Dies wird erkennbar, wenn man sich eine Arbeitnehmerin mit den Lebensdaten der Klägerin jedoch ohne Schwerbehinderung vorstellt. Eine solche Arbeitnehmerin hätte erst nach Vollendung ihres 65. Lebensjahres Anspruch auf Altersrente mit dem Zugangsfaktor 1,0. Daher hätte diese Person zum Kreis der Begünstigten aus dem Personalabbauprogramm aus Mai 2007 gehört, denn wenn sie - wie die Klägerin - zum 31. Dezember 2008 hätte ausscheiden wollen, hätte sie eine Rentenminderung im Umfang von fünf Jahren, also um 18 Prozent in Kauf nehmen müssen. Weil diese Person damit zum Kreis der Anspruchsberechtigten gehört hätte, hätten dieser Person alle drei Komponenten aus dem übertariflichen Angebot zugestanden. Diese übertariflich ausgelobten Vorteile sind jedoch in der Summe so hoch, dass im Vergleich zu der schwerbehinderten Klägerin eine Benachteiligung festgestellt werden muss.

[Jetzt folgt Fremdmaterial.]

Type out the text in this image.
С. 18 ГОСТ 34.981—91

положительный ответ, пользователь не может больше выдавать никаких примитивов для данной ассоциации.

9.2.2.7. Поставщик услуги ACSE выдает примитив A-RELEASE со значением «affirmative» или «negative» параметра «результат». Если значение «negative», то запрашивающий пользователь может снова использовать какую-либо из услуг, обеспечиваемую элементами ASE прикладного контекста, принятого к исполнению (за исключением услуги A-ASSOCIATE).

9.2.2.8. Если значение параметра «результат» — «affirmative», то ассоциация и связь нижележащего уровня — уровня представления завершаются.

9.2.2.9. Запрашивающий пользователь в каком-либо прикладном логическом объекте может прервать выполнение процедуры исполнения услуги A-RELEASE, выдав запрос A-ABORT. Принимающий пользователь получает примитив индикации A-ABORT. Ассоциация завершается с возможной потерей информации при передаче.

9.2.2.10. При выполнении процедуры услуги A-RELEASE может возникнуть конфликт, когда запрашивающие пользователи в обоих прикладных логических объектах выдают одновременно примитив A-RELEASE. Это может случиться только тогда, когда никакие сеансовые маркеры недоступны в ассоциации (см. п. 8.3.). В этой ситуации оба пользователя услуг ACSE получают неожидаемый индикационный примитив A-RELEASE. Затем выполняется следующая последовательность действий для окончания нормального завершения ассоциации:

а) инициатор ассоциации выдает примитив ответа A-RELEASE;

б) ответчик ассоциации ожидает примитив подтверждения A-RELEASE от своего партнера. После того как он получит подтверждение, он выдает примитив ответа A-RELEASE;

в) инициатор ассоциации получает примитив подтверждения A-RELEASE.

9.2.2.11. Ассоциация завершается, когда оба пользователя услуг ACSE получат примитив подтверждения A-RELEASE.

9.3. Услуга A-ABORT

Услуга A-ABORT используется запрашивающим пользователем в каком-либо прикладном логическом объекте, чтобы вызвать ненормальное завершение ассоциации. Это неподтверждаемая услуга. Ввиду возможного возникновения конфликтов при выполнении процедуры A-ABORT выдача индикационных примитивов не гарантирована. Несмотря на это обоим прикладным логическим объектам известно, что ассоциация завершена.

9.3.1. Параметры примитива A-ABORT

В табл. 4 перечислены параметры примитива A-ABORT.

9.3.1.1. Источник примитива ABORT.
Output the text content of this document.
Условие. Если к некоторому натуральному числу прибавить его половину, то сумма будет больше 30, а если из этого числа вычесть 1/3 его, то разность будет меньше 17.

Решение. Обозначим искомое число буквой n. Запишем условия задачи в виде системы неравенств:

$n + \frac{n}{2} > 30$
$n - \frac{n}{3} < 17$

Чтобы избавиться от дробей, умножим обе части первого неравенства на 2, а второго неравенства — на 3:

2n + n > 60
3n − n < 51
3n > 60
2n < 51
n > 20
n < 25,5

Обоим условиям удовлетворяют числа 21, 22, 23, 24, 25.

Das übertarifliche Leistungspaket des Personalabbauprogramms setzt sich aus drei jeweils nebeneinander gewährten Komponenten zusammen.
Das Kernelement ist der Rentenminderungsausgleich aus Ziffer 5, der "100 Prozent" der vom Rentenversicherungsträger bescheinigten Rentenminderung ausgleicht. Diese Zahlung beruht auf § 187a SGB VI. Nach dieser Vorschrift können Rentenminderungen, die durch die vorzeitige Inanspruchnahme einer Altersrente entstehen, durch Zahlung von Beiträgen ausgeglichen werden.
Die außerordentliche Beitragszahlung nach § 187a SGB VI bewirkt also, dass der betroffene Arbeitnehmer trotz vorzeitiger Inanspruchnahme der Altersrente eine Rente bekommt, die mit dem ugangsfaktor 1,0 im Sinne von § 77 SGB VI berechnet wird. Also wird eine nicht schwerbehinderte Arbeitnehmerin mit den Lebensdaten der Klägerin so gestellt, dass sie zum 1. Januar 2009 nach Vollendung ihres 60. Lebensjahres eine Rente mit dem Zugangsfaktor 1,0 erhält. Damit ist diese Vergleichsarbeitnehmerin in jeder Beziehung rentenrechtlich mit der schwerbehinderten Klägerin gleichgestellt, die auch mit dem 1. Januar 2009 einen Anspruch auf Rente mit dem Zugangsfaktor 1,0 nach § 236a Absatz 4 SGB VI erworben hat.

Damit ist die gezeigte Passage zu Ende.